1.2 Who will be subject to the carbon tax?
(a) Taxpayers subject to tax in terms of the Bill are those persons (including any partnership or trust) who conduct any activity that results in the production of greenhouse emissions above certain thresholds determined by Schedule 2 to the Bill.
(b) Examples of activities which are subject to the Bill include petroleum refining, iron and steel manufacturing and coal mining and handling.
1.3 What is the tax rate?
(a) The tax rate is set at R120 per tonne of CO2e (carbon dioxide equivalent) produced.
(b) To allow businesses time for transition, a basic percentage-based threshold of 60 percent will apply, below which carbon tax is not payable.
(c) Inflationary provisions are included in the Bill to allow for the increase in the tax rate each year.
1.4 What is the tax base?
(a) The carbon tax is levied on the sum of the GHG emissions of a taxpayer resulting from fuel combustion, industrial processes, and fugitive emissions.
(b) The Department of Environmental Affairs will specify a reporting methodology which is approved for purposes of determining the sum of GHG emissions.

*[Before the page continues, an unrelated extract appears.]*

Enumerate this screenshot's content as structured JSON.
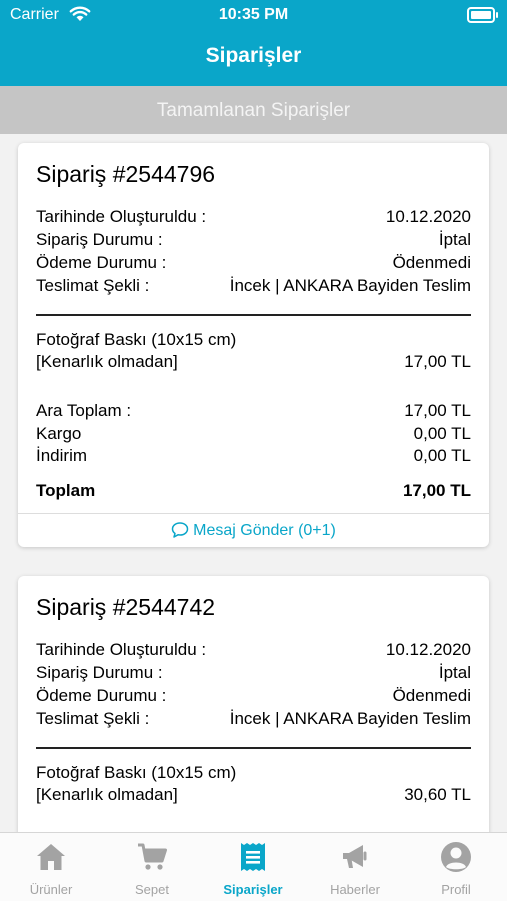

(c) If there is no applicable reporting methodology, then the Bill contains various formulae to be applied in order to calculate the tax base depending on the type of emission.
1.5 What allowances can be deducted from the tax base?
(a) Once the tax base has been determined, a formula is used to calculate the tax payable. Provision is made for the reduction of the tax base in the form of various allowances that may be claimed depending on the nature of the emissions.
(b) The sum of the allowances may not exceed 95 percent of the total GHG emissions of the taxpayer.
Organisations, specifically those conducting carbon intensive activities, who have not yet taken action to reduce their carbon footprint, may find themselves in a position where the carbon taxes owed to the South African Revenue Service begins to affect the organisations business.